I'm following along and trying to prove the 4 equations for back propagation in neural networks in chapter 2 of this book:
Prove: \begin{eqnarray} \delta^l = ((w^{l+1})^T \delta^{l+1}) \odot \sigma'(z^l) \nonumber\end{eqnarray}
However, I'm stuck on the very first step of this one, in which $\delta^l_j$ (error in activation of neuron $j$ in layer $l$) at a more advanced layer is related to the error in a previous layer:
\begin{eqnarray} \delta^l_j & = & \frac{\partial C}{\partial z^l_j} \tag{40}\\ & = & \sum_k \frac{\partial C}{\partial z^{l+1}_k} \frac{\partial z^{l+1}_k}{\partial z^l_j} \tag{41}\\ & = & \sum_k \frac{\partial z^{l+1}_k}{\partial z^l_j} \delta^{l+1}_k, \tag{42}\end{eqnarray}
The chain rule is supposed to be at play here, and I certainly can see its form at work. However, the discrete nature of the problem has me a bit turned around. Can someone simply explain the first step to me?

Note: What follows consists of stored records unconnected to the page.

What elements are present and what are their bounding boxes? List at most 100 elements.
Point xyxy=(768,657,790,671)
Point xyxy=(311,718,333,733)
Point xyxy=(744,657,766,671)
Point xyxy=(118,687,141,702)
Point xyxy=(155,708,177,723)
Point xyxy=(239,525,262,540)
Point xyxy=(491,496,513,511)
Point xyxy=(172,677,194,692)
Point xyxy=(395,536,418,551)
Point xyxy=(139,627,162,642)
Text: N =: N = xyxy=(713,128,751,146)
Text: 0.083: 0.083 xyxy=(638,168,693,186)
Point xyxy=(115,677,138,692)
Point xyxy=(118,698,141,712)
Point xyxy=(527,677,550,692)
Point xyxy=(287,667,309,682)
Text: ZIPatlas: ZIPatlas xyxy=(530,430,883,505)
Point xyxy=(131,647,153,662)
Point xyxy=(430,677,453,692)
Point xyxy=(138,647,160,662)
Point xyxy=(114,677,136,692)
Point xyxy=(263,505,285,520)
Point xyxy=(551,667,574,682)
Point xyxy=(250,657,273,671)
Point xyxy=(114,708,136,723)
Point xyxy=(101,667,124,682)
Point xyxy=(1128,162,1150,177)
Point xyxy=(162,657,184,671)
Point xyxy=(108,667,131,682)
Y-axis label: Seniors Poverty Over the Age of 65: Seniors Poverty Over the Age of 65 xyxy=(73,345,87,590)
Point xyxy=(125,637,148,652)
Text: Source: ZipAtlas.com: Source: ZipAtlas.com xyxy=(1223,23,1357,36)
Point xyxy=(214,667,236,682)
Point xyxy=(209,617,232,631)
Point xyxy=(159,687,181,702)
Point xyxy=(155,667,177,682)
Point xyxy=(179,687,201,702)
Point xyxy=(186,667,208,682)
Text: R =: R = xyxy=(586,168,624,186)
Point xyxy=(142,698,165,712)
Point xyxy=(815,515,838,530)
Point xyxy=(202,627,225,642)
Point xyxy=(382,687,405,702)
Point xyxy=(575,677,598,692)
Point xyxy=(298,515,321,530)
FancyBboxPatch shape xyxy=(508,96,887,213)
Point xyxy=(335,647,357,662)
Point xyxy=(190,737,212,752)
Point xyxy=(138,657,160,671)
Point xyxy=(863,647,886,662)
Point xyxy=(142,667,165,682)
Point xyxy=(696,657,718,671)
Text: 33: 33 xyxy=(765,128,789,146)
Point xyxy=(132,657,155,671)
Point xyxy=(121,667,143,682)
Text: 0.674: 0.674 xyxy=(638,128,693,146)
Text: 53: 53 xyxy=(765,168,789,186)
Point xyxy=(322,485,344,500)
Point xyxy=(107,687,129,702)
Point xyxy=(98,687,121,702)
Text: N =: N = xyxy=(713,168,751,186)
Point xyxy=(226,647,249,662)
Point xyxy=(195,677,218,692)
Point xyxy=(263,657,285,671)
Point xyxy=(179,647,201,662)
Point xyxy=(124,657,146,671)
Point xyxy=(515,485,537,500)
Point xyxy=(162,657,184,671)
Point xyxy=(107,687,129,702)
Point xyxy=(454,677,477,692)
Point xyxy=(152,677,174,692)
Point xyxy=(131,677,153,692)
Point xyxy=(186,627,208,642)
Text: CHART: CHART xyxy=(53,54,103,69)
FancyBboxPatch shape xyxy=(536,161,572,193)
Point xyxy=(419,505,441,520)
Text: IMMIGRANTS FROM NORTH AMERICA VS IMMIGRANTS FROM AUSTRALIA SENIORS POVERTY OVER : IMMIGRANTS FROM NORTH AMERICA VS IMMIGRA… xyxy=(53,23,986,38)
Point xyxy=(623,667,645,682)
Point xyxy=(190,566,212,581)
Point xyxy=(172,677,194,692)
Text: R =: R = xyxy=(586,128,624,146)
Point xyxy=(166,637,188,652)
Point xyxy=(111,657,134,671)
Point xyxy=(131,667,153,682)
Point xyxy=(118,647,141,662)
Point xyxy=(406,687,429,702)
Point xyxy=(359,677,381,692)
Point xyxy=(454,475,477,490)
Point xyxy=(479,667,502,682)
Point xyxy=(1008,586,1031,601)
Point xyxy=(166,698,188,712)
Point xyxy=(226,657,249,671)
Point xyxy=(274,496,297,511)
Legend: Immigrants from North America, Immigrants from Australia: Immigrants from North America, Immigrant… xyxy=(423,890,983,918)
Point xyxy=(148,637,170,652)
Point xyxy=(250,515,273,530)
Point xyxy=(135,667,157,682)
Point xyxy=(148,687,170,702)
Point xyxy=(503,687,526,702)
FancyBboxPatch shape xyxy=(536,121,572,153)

As for the work I myself have done, it is relegated to a single self-contained layer, which is the first proof of the chapter. I was able to do it without reading ahead, which made me happy:
by definition, $C$ is a function of the activation $a^l_j = \sigma(z^l_j)$ where $z^l_j$ is the linear combination of weights and biases $z^l_j=\sum_k w^l_{jk}a^{l-1}_k + b_j$. So, by the chain rule, it's pretty trivial for me to say:
\begin{eqnarray} \delta^l_j & = & \frac{\partial C}{\partial z^l_j} \\ & = & \frac{\partial C}{\partial a^l_j}\frac{\partial a^l_j}{\partial z^l_j}\\ & = & \frac{\partial C}{\partial a^l_j}\sigma'(z^l_j)\end{eqnarray}
Your explanations, hints, pokes and prods are appreciated. This is not homework, so feel free to use as much or as little detail as you desire.
Edit in response to comment: @jeea, I've written $z^{l+1}_j = \sum_k w^{l+1}_{jk} \sigma(z^l_k)+ b^{l+1}_j$, which is the only way I can see to write one in terms of the previous. How this relates to the proof, I still cannot see.